Spontaneous Chiral Symmetry Breaking and Lane Formation in Ferromagnetic Ferrofluids

Ferromagnetic ferrofluids are synthetic materials consisting of magnetic nanoplatelets dispersed in an isotropic fluid. Their main characteristics are the formation of stable magnetic domains and the presence of macroscopic magnetization even in the absence of a magnetic field. Here, the authors report on the experimental observation of spontaneous stripe formation in a ferromagnetic ferrofluid in the presence of an oscillating external magnetic field. The striped structure is identified as elongated magnetic domains, which exhibit reorientation upon reversal of the magnetic field. The stripes are oriented perpendicular to the magnetic field and are separated by alternating flow lanes. The velocity profile is measured using a space–time correlation technique that follows the motion of the thermally excited fluctuations in the sample. The highest velocities are found in the depleted regions between individual domains and reach values up to several µm s−1. The fluid in adjacent lanes moves in the opposite directions despite the applied magnetic field being uniform.
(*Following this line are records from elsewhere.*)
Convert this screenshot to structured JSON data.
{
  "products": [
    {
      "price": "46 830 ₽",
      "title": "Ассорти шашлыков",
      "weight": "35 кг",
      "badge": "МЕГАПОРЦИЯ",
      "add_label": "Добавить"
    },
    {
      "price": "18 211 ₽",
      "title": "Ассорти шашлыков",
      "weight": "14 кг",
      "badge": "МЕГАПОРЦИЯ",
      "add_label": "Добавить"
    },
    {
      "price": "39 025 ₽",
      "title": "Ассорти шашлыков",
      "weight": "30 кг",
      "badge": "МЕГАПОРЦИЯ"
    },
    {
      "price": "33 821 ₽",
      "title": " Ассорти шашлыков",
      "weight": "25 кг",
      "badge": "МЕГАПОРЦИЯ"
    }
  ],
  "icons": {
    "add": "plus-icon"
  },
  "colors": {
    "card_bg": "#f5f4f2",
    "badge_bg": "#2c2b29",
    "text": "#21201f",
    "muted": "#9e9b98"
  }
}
The formation of bidirectional flow lanes can be explained by alternating rotation of magnetic nanoparticles in neighboring stripes, which indicates spontaneous breaking of the chiral symmetry in the sample. Spontaneous chiral symmetry breaking is observed when exposing a ferromagnetic ferrofluid to an oscillating magnetic field. For specific field parameters, a periodic striped structure of elongated magnetic domains appears. Between individual domains, a flow of several µm s−1 is detected, with the fluid in adjacent lanes moving in alternating directions despite the applied magnetic field being spatially uniform.